- Title: Blue Eye Samurai
- IMDb: link
Set in 17th Century Japan, Blue Eye Samurai follows the vengeful quest of a blue-eyed ronin obsessed with the murder of four white men poisoning the country, any one of which might be her biological father. Since childhood, passing as male, Mizu (Maya Erskine) finds herself orphaned and being raised by a blind blacksmith and sword maker who can’t see and doesn’t hold his new apprentice’s mixed heritage against her.
Offering flashback’s to Mizu’s childhood, and a short period of peace where she lived as a woman, the series focuses primarily on her tracking down the second of the four men the ronin has sworn to kill while picking up the unlikely sidekick Ringo (Masi Oka) and becoming frenemies with the bully from her childhood Taigen (Darren Barnet). A good chunk of the story is also centered around the spoiled Princess Akemi (Brenda Song) whose attempts to get out of arranged marriage will eventually collide with Mizu’s revenge.
The truth of Mizu’s gender, given the character’s voice casting and animated design, is the series worst-kept secret prior to its reveal. However, she does manage to keep the secret from most of the other characters for the majority of the eight-episode season. Playing on themes of racism, sexism, and bigotry, Mizu’s mixed-race sets her apart from those around her often being compared to a demon (which only further fuels her own self-hatred and revenge). The Akemi storyline is of less interest to me. Although it does continue to play on the sexism of the time period and eventually dovetail in the climax, it’s not as interesting as the main storyline (especially as it keeps ending up right back where it started). The tease of where further stories could be headed suggests that a second season may keep the focus far more on Mizu.

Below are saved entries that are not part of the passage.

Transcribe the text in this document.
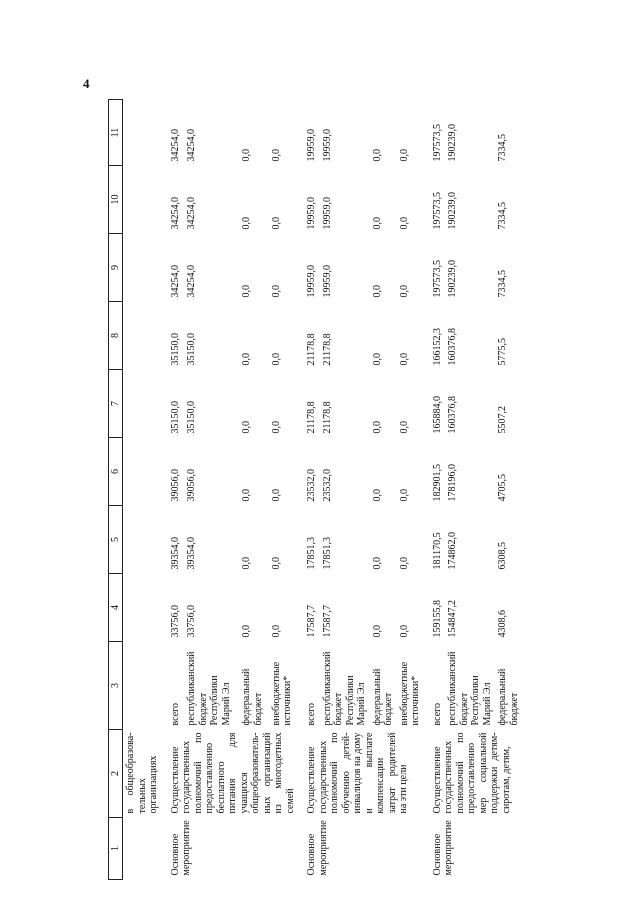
4
1	2	3	4	5	6	7	8	9	10	11
	в общеобразова-тельных организациях									

Основное мероприятие	Осуществление государственных полномочий по предоставлению бесплатного питания для учащихся общеобразователь-ных организаций из многодетных семей	всего	33756,0	39354,0	39056,0	35150,0	35150,0	34254,0	34254,0	34254,0
		республиканский бюджет Республики Марий Эл	33756,0	39354,0	39056,0	35150,0	35150,0	34254,0	34254,0	34254,0
		федеральный бюджет	0,0	0,0	0,0	0,0	0,0	0,0	0,0	0,0
		внебюджетные источники*	0,0	0,0	0,0	0,0	0,0	0,0	0,0	0,0

Основное мероприятие	Осуществление государственных полномочий по обучению детей-инвалидов на дому и выплате компенсации затрат родителей на эти цели	всего	17587,7	17851,3	23532,0	21178,8	21178,8	19959,0	19959,0	19959,0
		республиканский бюджет Республики Марий Эл	17587,7	17851,3	23532,0	21178,8	21178,8	19959,0	19959,0	19959,0
		федеральный бюджет	0,0	0,0	0,0	0,0	0,0	0,0	0,0	0,0
		внебюджетные источники*	0,0	0,0	0,0	0,0	0,0	0,0	0,0	0,0

Основное мероприятие	Осуществление государственных полномочий по предоставлению мер социальной поддержки детям-сиротам, детям,	всего	159155,8	181170,5	182901,5	165884,0	166152,3	197573,5	197573,5	197573,5
		республиканский бюджет Республики Марий Эл	154847,2	174862,0	178196,0	160376,8	160376,8	190239,0	190239,0	190239,0
		федеральный бюджет	4308,6	6308,5	4705,5	5507,2	5775,5	7334,5	7334,5	7334,5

The animation of the series is terrific, as is the mix of dramatic moments, action, and character-driven emotional journeys all while weaving in larger themes of race, sex, isolationism, nationalism, and brunt of tradition against the rise of technology. At only 8 episodes, its easily one of the most watchable series on Netflix right now (although its somewhat forced adult format could limit its viewership).
For her swordsmanship, and spending the majority of the series in the guise of a man in feudal Japan, comparisons to Mulan are impossible to ignore. It’s hard not to suspect that the need of the animation to push both the violence and sex of the series wasn’t, at least in part, a method to separate it from such comparisons. Those sequences feel more than a bit sophomoric, screaming at how adult the show really is, while the base storyline has enough going for it to be far more adult and more successful for all-ages without such measures.